- Kryoneri Location within Greece
- Coordinates: 39°20′N 21°41′E﻿ / ﻿39.333°N 21.683°E
- Country: Greece
- Administrative region: Thessaly
- Regional unit: Karditsa
- Municipality: Lake Plastiras
- Municipal unit: Nevropoli Agrafon

Population (2021)
- • Community: 564
- Time zone: UTC+2 (EET)
- • Summer (DST): UTC+3 (EEST)
- Vehicle registration: ΚΑ

= Kryoneri, Karditsa =

Kryoneri (Κρυονέρι meaning "cold water", before 1927: Στούγκο - Stougko) is a mountain village and community in the municipal unit of Nevropoli Agrafon, Karditsa regional unit, Greece.

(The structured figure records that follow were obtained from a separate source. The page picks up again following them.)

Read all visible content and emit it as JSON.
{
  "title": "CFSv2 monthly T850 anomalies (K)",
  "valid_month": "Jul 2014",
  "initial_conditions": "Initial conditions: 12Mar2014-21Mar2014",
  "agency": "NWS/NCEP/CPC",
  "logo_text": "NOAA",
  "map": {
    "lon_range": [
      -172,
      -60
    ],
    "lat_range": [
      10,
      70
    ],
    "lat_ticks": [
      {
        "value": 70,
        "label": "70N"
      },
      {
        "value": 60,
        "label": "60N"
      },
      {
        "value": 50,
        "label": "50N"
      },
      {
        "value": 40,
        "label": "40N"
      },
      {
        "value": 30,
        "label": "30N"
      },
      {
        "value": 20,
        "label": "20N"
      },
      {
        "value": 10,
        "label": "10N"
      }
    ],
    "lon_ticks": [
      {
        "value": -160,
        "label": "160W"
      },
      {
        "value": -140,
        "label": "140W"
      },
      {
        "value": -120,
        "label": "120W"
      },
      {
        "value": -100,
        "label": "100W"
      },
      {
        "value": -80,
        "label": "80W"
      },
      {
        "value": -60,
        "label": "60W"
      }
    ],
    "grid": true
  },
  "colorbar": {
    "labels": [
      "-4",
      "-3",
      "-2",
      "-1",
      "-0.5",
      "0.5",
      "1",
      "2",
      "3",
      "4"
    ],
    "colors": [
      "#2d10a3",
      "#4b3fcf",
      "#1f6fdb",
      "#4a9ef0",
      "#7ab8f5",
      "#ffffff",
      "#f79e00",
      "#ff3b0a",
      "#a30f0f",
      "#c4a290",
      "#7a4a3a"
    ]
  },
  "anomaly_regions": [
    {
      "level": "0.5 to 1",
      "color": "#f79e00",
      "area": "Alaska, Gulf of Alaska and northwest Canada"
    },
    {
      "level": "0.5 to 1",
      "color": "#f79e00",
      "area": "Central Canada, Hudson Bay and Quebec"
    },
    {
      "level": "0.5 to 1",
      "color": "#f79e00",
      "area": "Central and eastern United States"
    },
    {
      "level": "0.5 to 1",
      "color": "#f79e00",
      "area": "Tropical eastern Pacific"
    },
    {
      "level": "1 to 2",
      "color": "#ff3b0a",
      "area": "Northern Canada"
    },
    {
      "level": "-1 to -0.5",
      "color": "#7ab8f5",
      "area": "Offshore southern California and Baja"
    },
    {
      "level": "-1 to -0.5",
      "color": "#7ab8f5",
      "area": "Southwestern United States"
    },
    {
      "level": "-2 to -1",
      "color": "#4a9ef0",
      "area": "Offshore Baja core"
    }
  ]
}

The community Kryoneri includes the village Koutsodimos. Kryoneri is situated in the mountains northwest of Lake Plastiras, at about 880 m elevation. It is 11 km south of Mouzaki and 21 km west of the city of Karditsa. Its residents are based in agriculture.

==Population==

| Year | Village population | Community population |
|---|---|---|
| 1981 | 610 | - |
| 1991 | 631 | - |
| 2001 | 692 | 818 |
| 2011 | 415 | 595 |
| 2021 | 500 | 564 |

==History==

The village was founded in the valley southeast of its present location. It was relocated to its present, safer location during the Ottoman rule of Greece. The new village was named Stougko. As a result of the 1525 treaty of Tamasi, the Agrafa area was de facto independent; the name "Agrafa" means "unwritten", the area was not recorded by the Ottomans.